Let $B\subset \mathbb R^2$ be a unit ball. let $v\in W^{1,2}(B)$ be given. We know that $0\leq v\leq 1$ and it is possible that $v=0$ on some positive $\mathcal L^2$ measurable set in $B$.
Let $w\in W^{1,2}(B)$ be given as well.
Define $$ \bar u:=\operatorname{argmin}\left\{\int_B|\nabla u|^2v^2,\,u\in W^{1,2}(B),\,\, T[u]=T[w]\right\} $$ where $T$ denote the standard trace operator.
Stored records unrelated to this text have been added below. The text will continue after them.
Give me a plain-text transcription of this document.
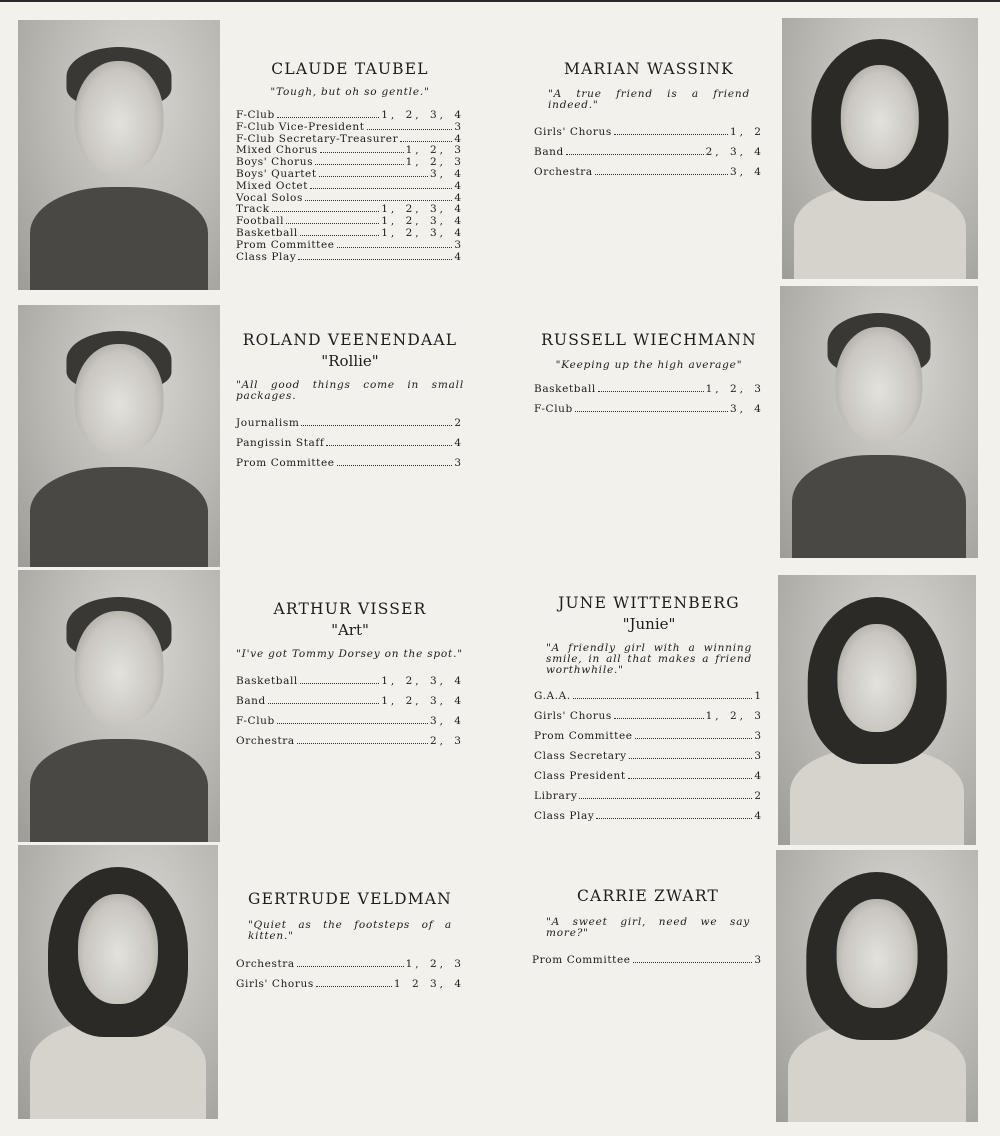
CLAUDE TAUBEL
"Tough, but oh so gentle."
F-Club	1, 2, 3, 4
F-Club Vice-President	3
F-Club Secretary-Treasurer	4
Mixed Chorus	1, 2, 3
Boys' Chorus	1, 2, 3
Boys' Quartet	3, 4
Mixed Octet	4
Vocal Solos	4
Track	1, 2, 3, 4
Football	1, 2, 3, 4
Basketball	1, 2, 3, 4
Prom Committee	3
Class Play	4
MARIAN WASSINK
"A true friend is a friend indeed."
Girls' Chorus	1, 2
Band	2, 3, 4
Orchestra	3, 4
ROLAND VEENENDAAL
"Rollie"
"All good things come in small packages.
Journalism	2
Pangissin Staff	4
Prom Committee	3
RUSSELL WIECHMANN
"Keeping up the high average"
Basketball	1, 2, 3
F-Club	3, 4
ARTHUR VISSER
"Art"
"I've got Tommy Dorsey on the spot."
Basketball	1, 2, 3, 4
Band	1, 2, 3, 4
F-Club	3, 4
Orchestra	2, 3
JUNE WITTENBERG
"Junie"
"A friendly girl with a winning smile, in all that makes a friend worthwhile."
G.A.A.	1
Girls' Chorus	1, 2, 3
Prom Committee	3
Class Secretary	3
Class President	4
Library	2
Class Play	4
GERTRUDE VELDMAN
"Quiet as the footsteps of a kitten."
Orchestra	1, 2, 3
Girls' Chorus	1 2 3, 4
CARRIE ZWART
"A sweet girl, need we say more?"
Prom Committee	3
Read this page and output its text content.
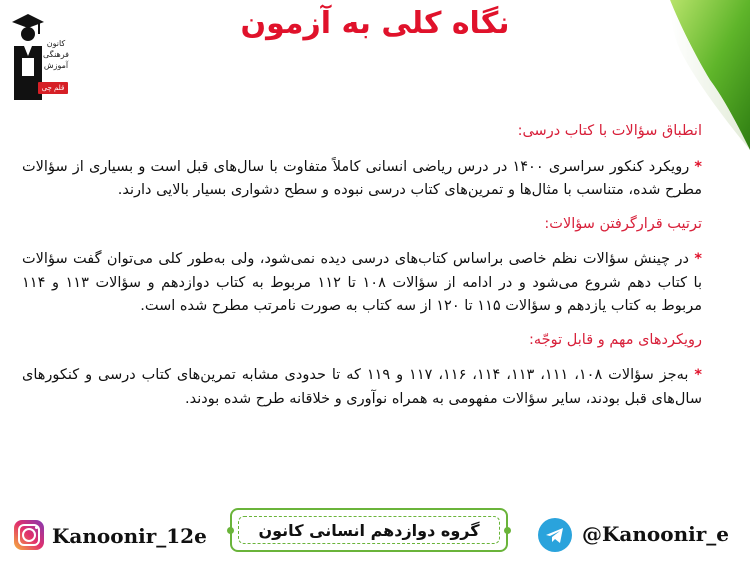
کانون
فرهنگی
آموزش
قلم چی
نگاه کلی به آزمون
انطباق سؤالات با کتاب درسی:
* رویکرد کنکور سراسری ۱۴۰۰ در درس ریاضی انسانی کاملاً متفاوت با سال‌های قبل است و بسیاری از سؤالات مطرح شده، متناسب با مثال‌ها و تمرین‌های کتاب درسی نبوده و سطح دشواری بسیار بالایی دارند.
ترتیب قرارگرفتن سؤالات:
* در چینش سؤالات نظم خاصی براساس کتاب‌های درسی دیده نمی‌شود، ولی به‌طور کلی می‌توان گفت سؤالات با کتاب دهم شروع می‌شود و در ادامه از سؤالات ۱۰۸ تا ۱۱۲ مربوط به کتاب دوازدهم و سؤالات ۱۱۳ و ۱۱۴ مربوط به کتاب یازدهم و سؤالات ۱۱۵ تا ۱۲۰ از سه کتاب به صورت نامرتب مطرح شده است.
رویکردهای مهم و قابل توجّه:
* به‌جز سؤالات ۱۰۸، ۱۱۱، ۱۱۳، ۱۱۴، ۱۱۶، ۱۱۷ و ۱۱۹ که تا حدودی مشابه تمرین‌های کتاب درسی و کنکورهای سال‌های قبل بودند، سایر سؤالات مفهومی به همراه نوآوری و خلاقانه طرح شده بودند.
Kanoonir_12e	گروه دوازدهم انسانی کانون	@Kanoonir_e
My question: do we have $\bar u\in W^{1,2}(B)$ exist? (I do not care about uniqueness)
Here is an idea, which I came up after @Svetoslav comment to my last answer. I think it can be improved to your case. Let $I=(0,1)$ and $v(x)=x$ for $x\in I$. Let $$W=\{u\in W^{1,2}(I):\ u(0)=1,\ u(1)=0\}.$$
Define $J$ by $$J(u)=\int x^2 |u'|^2.\ \forall\ u\in W.$$
Because $u$ is absolutely continuous and $u(0)=1$, $u(1)=0$, we must conclude that $u'$ is not equal to zero a.e., which implies that $J(u)>0$.
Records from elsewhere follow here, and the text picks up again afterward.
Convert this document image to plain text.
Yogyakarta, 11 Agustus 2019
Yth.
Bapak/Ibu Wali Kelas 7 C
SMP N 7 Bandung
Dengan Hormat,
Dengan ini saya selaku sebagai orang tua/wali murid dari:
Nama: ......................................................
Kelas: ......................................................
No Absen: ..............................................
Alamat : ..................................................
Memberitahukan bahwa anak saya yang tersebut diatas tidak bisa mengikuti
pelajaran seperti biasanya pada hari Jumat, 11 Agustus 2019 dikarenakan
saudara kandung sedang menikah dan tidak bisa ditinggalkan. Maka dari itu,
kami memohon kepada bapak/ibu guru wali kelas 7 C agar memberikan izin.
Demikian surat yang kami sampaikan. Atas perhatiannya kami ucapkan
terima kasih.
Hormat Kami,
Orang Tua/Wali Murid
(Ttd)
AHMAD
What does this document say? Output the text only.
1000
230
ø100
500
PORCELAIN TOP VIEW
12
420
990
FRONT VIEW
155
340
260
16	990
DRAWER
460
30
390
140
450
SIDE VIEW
I am gonna show that there is a sequence $u_k\in W$ such that $J(u_k)\to 0$. Indeed, let
$$ u_k(x) = \begin{cases} -kx+1 & \quad \text{if } x\in [0,1/k], \\ 0 & \quad \text{if } x\in [1/k,1].\\ \end{cases} $$
Note that $$J(u_k)=\int_0^{1/k} x^2k^2=\frac{1}{3k},$$
therefore $J(u_k)\to0$ if $k\to \infty$. We conclude that $J$ does not have a minimum in $W$.